La France officialise une frontière restée sans statut juridique pendant près de quatre siècles

L’Assemblée nationale a adopté un projet de loi ouvrant la voie à la reconnaissance juridique définitive de la frontière terrestre entre les parties française et néerlandaise de l’île de Saint-Martin.

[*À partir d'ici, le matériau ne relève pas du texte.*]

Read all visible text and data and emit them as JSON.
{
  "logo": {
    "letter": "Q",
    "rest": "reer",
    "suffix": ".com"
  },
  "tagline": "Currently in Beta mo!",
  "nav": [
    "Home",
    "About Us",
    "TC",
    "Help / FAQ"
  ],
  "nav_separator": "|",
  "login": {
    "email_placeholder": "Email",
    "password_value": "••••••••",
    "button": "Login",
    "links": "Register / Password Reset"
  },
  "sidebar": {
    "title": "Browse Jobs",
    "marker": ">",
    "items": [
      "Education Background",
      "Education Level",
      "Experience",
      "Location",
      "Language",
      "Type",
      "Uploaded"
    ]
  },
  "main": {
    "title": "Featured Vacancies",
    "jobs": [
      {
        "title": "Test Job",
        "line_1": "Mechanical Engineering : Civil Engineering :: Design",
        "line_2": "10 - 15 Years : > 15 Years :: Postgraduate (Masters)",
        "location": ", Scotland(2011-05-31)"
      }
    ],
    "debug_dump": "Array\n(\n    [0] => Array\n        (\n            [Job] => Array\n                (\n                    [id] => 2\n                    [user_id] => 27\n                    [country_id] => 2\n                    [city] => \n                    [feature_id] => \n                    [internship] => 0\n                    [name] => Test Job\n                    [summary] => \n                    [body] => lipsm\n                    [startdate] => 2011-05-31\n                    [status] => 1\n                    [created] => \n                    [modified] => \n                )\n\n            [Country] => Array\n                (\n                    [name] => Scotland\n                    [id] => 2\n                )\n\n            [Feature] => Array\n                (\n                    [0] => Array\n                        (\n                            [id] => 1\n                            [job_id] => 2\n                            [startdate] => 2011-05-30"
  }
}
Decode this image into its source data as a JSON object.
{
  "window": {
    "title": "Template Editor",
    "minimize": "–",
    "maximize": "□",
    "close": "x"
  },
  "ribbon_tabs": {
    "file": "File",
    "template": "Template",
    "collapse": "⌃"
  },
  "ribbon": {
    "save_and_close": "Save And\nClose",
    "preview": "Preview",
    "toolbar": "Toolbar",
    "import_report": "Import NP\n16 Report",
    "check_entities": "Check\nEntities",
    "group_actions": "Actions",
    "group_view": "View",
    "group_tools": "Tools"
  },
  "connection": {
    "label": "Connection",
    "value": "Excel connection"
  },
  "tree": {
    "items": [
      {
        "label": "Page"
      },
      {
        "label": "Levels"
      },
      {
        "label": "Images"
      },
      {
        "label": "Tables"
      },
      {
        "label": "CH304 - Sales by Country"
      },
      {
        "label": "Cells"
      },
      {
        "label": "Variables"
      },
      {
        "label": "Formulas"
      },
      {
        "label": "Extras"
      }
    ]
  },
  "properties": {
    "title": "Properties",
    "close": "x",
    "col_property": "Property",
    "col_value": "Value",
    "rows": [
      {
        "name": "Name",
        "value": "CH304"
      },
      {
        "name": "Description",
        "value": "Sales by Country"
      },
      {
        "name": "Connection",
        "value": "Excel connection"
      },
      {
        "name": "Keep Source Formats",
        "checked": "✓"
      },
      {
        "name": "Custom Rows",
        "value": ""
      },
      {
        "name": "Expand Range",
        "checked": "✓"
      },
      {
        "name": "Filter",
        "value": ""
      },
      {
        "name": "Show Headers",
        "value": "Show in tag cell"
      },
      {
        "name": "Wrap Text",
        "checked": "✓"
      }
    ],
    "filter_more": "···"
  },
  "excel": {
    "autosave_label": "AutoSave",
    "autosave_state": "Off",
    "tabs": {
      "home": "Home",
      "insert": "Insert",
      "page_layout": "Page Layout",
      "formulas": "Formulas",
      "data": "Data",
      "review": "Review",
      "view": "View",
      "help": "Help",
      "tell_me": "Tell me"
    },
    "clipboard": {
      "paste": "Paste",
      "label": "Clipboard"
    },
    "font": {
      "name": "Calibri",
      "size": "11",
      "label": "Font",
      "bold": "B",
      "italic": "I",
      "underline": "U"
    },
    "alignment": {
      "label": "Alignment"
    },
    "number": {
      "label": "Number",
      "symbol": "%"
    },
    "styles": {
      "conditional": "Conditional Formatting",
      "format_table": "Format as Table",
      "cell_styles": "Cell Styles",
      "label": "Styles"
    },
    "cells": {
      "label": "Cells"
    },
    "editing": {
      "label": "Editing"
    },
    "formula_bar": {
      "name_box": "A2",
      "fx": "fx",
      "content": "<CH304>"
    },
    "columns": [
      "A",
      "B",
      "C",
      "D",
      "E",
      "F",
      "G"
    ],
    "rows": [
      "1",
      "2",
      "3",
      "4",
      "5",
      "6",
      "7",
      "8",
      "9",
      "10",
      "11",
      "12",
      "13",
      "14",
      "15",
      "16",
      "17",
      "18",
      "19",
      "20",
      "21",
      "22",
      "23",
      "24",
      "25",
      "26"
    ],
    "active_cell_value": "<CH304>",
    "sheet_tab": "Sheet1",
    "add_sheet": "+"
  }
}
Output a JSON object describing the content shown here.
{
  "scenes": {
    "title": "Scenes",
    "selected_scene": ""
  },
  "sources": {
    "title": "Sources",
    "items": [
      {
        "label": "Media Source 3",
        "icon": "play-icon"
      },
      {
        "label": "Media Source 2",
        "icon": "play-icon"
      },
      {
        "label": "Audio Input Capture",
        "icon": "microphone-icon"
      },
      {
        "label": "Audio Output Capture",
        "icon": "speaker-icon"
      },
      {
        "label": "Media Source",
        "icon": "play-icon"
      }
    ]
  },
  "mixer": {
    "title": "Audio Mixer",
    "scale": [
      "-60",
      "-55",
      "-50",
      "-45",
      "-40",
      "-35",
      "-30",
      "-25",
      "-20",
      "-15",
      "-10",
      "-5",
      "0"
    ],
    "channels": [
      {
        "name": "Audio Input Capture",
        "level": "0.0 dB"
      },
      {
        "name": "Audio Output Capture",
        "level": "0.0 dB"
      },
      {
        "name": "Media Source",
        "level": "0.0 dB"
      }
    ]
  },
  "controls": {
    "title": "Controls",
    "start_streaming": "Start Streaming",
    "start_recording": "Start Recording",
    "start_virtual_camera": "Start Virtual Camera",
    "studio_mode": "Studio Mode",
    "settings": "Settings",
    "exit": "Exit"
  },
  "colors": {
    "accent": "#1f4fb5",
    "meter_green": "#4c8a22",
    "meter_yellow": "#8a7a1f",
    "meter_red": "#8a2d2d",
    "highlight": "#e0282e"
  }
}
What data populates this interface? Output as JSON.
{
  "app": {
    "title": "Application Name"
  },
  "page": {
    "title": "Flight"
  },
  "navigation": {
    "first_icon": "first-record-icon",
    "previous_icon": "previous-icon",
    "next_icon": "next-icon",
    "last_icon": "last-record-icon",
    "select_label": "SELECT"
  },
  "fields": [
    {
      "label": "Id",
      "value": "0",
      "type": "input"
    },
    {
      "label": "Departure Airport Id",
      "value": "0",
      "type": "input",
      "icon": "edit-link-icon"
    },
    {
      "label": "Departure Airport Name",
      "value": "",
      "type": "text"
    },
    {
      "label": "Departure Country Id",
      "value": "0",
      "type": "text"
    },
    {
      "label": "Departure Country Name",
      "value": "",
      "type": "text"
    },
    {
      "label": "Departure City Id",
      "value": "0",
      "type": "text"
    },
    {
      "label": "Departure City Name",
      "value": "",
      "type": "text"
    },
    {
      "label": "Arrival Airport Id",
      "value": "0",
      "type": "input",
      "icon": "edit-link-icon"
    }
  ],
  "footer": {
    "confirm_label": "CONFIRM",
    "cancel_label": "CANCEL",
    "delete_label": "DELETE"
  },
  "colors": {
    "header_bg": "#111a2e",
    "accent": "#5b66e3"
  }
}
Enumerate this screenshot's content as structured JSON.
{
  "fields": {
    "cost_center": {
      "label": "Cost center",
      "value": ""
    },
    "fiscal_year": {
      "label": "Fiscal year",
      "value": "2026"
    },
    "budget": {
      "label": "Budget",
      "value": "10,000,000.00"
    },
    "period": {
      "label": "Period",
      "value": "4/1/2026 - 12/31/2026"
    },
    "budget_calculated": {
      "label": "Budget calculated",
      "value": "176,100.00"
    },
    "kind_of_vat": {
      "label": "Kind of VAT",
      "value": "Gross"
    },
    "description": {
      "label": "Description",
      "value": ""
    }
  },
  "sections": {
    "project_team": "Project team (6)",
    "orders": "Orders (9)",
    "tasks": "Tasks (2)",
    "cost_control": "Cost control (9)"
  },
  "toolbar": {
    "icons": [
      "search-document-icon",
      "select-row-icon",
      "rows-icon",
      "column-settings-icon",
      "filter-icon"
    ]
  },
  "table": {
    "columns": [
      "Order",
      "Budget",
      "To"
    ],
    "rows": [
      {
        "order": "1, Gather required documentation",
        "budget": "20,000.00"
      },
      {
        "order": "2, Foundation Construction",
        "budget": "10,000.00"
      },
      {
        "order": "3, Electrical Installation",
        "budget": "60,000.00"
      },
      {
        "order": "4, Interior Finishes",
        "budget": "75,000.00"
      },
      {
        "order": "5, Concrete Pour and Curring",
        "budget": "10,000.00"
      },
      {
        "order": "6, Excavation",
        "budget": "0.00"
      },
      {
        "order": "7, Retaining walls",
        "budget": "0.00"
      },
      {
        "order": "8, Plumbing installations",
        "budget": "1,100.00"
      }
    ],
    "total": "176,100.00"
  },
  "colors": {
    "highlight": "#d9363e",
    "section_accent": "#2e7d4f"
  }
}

Bien que l’île soit partagée depuis le XVIIᵉ siècle, cette limite n’avait jusqu’à présent jamais fait l’objet d’une délimitation internationale pleinement formalisée.

Le texte vise à ratifier l’accord bilatéral signé en 2023 entre la France et le Royaume des Pays-Bas, rapporte Politico.

Le premier traité organisant le partage de l’île remonte à 1648. Depuis cette date, une frontière de facto sépare la collectivité française de Saint-Martin et le territoire néerlandais de Sint Maarten, sans qu’elle n’ait jamais été précisément définie sur le plan juridique.

Cette absence de délimitation officielle a régulièrement alimenté des questions relatives aux compétences administratives, à la gestion des espaces naturels, aux interventions des forces de l’ordre ou encore au statut de certaines parcelles.

L’ouragan Irma a relancé les négociations

Le processus de clarification s’est accéléré après le passage dévastateur de l’ouragan Irma en 2017, qui a gravement endommagé les infrastructures de l’île.

Les opérations de reconstruction ont mis en évidence la nécessité de définir avec précision les limites des juridictions française et néerlandaise, donnant une nouvelle impulsion aux négociations engagées entre Paris et La Haye.

Une île ouverte malgré deux régimes juridiques distincts

Saint-Martin présente une situation unique : les habitants franchissent quotidiennement la frontière sans contrôle systématique.

La partie française constitue une collectivité d’outre-mer de la République française et fait partie de l’Union européenne, tandis que Sint Maarten est un pays autonome du Royaume des Pays-Bas, situé hors de l’Union européenne.

Cette coexistence implique l’application de règles différentes en matière de fiscalité, de douanes et d’immigration sur un territoire pourtant partagé.

L’entrée en vigueur dépend désormais de la ratification néerlandaise

Après son adoption par le Parlement français, l’accord doit encore être ratifié par les autorités du Royaume des Pays-Bas.

Une fois cette procédure achevée, la frontière bénéficiera d’une reconnaissance juridique internationale, mettant un terme à une situation restée sans formalisation complète pendant près de 380 ans.